In the fashion of that road trip, I decided to do multiple things to get me here, in this seat, typing this blog. I remember the part in “No Country For Old Men” where Javier Bardem is in the gas station and he gives his creepy diatribe about the coin. How it traveled 22 years to make it right there in front of the man. His life plotted out on either side of the coin. It’s a tense moment but poignant. I only say this because those decisions, no matter how crazy, led to here and now. I took that mall cop job, I went to college and grad school on a whim. I switched to journalism from pre-law because I wanted to write a review of a new album at the time by The Shins.

Now, I put my skis on to jump another shark. Maybe a whole line of them. I am going to teach a 100 level class in the fall and then next summer I will be taking a big leap off of a long ramp. One of my best friends is in the Army and he is being stationed in Japan. I have always wanted to backpack around a country and, while he and I have plans to do so in Europe in a few years, I feel like I needed to do something on my own. That’s why I have decided to go there next summer and backpack around Japan for a week or two. I figure it will be the break between semesters and it will be the perfect time to just breathe. I have gotten my hands on Rosetta Stone and am going to actively learn that language.

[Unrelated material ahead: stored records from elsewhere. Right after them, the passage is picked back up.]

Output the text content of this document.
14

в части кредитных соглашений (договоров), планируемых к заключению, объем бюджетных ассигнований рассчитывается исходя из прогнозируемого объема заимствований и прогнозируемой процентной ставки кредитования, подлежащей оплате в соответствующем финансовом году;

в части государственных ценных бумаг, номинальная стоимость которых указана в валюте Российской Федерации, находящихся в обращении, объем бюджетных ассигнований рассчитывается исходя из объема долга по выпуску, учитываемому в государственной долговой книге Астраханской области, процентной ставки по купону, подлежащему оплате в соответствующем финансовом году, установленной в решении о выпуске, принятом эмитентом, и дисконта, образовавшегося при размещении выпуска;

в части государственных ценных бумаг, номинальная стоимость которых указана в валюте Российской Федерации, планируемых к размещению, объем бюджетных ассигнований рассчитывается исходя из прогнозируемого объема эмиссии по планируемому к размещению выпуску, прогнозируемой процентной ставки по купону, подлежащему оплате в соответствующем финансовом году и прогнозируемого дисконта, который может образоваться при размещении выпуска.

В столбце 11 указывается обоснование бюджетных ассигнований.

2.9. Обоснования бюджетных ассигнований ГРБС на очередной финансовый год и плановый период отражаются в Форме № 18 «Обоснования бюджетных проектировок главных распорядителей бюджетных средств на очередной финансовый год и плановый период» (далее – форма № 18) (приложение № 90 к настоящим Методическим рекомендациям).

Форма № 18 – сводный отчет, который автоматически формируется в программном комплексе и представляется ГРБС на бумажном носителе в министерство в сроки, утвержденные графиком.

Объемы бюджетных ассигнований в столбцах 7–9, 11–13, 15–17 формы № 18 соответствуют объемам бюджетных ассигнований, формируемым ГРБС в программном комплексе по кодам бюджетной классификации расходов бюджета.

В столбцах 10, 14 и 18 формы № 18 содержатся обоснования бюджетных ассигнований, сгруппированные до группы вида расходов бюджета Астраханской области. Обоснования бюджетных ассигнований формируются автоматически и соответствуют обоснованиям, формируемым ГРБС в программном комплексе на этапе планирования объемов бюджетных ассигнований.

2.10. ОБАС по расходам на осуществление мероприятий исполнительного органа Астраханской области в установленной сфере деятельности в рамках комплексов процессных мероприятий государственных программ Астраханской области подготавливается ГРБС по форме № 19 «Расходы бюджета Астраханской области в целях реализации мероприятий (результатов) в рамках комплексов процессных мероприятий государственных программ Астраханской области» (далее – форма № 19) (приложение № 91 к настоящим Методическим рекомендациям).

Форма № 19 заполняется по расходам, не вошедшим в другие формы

Jumping The Shark. Maybe that isn’t the right phrase. I wrote this with an idea but the more I think about it the more I believe maybe I was wrong. Maybe these aren’t about taking leaps to break the monotony. I wonder about this because of that coin in “No Country For Old Men”. It’s about destiny and our grasp on it, isn’t it? I spoke of tangibility with my writing and now I think that’s what these “jumping the shark” moments really are for me. In the show it was a surreal moment that was an attempt to make the show more exciting and it failed. I believe it was because they lost sight of what the show was about and the anchor that held it in place. They lost that tangibility and familiarity of the show’s origins.

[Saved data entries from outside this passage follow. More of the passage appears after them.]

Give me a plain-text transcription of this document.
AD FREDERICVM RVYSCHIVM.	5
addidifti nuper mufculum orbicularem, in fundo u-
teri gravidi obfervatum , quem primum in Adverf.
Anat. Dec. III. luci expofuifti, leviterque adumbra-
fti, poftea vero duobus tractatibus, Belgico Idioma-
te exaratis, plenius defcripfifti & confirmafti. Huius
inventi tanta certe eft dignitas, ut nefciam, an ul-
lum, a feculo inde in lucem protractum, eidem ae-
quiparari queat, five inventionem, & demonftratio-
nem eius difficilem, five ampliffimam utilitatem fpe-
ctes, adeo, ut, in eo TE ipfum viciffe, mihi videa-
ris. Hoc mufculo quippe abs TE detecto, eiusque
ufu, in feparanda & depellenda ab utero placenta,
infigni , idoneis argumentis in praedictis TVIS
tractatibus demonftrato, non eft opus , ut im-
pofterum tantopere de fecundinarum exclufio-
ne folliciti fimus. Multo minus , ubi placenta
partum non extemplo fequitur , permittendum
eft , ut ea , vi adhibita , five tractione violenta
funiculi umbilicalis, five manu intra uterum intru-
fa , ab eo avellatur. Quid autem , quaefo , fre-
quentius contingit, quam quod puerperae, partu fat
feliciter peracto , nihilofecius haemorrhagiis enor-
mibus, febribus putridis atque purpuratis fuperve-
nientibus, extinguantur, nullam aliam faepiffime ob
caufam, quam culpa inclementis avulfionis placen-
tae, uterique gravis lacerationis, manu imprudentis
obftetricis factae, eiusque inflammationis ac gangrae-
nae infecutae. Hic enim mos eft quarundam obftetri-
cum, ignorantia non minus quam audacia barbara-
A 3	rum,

I realize now that all of these things have made me a bit closer to me. I push myself into these instances that really test who you are. But what about that coin? It was Bardem who chose the diverting realities on each side of the coin. When the man won, Bardem said that it was his now and not to mix it with the other coins because then it would just be a coin. What about that lifeless coin?

I suppose we are all born with coins. We may give them meaning on each side but we are not at their mercy. We know what we really want when we flip the coin, giving different value to each side, and when it lands, we are either happy or we feel lament. That lament can be an amazing thing because you know you have lost what you truly wanted in that flip of the proverbial coin. So, with each flip, it guides us, guides me. I will be in Japan as of what my coin says today but that is a year from now and, hopefully, many exciting coin flips away.